People write that you should spend on experiences instead of gear.
This statement is true to a point.
Most people have too much gear. Too much stuff. And the stuff they get is mostly junk.
Oftentimes people want an experience and instead get hijacked by marketing into purchasing gear. See, all the people at REI on the weekends buying expensive tents, boots, and jackets. 99% of them could go camping with the clothes and shoes they have and a $40-$50 tent from a big box store.
But it is the idea of being outside, exploring, and being adventurous that they're into. Same with Subaru marketing as an 'adventure' vehicle.
You could go hiking in the forest with the clothes and shoes that you have now. You could go camping with the car you have or rent a car or invite some friends with cars to go.
Most of what people want is experiences.
The exception is that occassionally, very occassionally, gear purchases make sense. Typically it is when it comes to someone getting something done faster or more efficiently.
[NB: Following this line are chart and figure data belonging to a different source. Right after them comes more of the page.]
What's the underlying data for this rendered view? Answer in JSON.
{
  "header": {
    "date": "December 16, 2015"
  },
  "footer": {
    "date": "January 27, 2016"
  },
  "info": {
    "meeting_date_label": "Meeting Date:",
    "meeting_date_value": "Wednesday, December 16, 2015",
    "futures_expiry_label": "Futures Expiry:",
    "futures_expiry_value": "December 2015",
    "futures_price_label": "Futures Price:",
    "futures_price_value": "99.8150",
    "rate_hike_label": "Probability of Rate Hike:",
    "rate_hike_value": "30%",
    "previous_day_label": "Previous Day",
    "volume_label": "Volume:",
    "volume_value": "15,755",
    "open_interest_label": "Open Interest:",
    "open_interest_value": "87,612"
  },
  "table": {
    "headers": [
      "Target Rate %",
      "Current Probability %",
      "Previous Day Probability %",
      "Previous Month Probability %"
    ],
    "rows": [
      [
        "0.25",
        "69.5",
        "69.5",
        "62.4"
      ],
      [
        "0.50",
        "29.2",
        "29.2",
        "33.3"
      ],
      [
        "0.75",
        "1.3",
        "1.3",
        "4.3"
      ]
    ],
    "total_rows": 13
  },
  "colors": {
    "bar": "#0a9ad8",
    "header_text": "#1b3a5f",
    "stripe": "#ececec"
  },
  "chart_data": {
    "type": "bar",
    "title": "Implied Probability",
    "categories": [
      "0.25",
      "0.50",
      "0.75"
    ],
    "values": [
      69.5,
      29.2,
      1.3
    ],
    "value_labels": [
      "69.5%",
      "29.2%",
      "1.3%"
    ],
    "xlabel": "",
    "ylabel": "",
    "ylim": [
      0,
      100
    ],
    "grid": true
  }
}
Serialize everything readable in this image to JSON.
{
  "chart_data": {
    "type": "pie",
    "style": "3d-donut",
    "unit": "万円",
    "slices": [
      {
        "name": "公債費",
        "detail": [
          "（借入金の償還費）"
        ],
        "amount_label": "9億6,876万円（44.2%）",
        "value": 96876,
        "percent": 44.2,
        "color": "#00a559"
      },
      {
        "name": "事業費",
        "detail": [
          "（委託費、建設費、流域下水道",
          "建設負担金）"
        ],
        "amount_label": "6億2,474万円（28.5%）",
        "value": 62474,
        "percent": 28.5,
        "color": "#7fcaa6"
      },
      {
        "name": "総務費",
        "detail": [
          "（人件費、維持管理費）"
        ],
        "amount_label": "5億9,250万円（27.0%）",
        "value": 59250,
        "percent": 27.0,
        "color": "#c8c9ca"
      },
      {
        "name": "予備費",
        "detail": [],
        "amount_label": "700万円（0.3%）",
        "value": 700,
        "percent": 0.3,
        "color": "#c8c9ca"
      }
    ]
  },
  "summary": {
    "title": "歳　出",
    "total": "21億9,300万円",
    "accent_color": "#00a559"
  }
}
Most of the time, that is also a waste of time and money because trade workers and skill based endeavors are just as susceptible to marketing.
When you see a beautiful landscape of like the Grand Canyon, people will look at what kind of camera was used. And start researching cameras. A few people might start researching trips to the Grand Canyon.
That is a step in the right direction.
The big brain maneuver is some people are already out the door, walking or biking to a local park. Or driving to a close by nature.
And enjoying their day and their life there.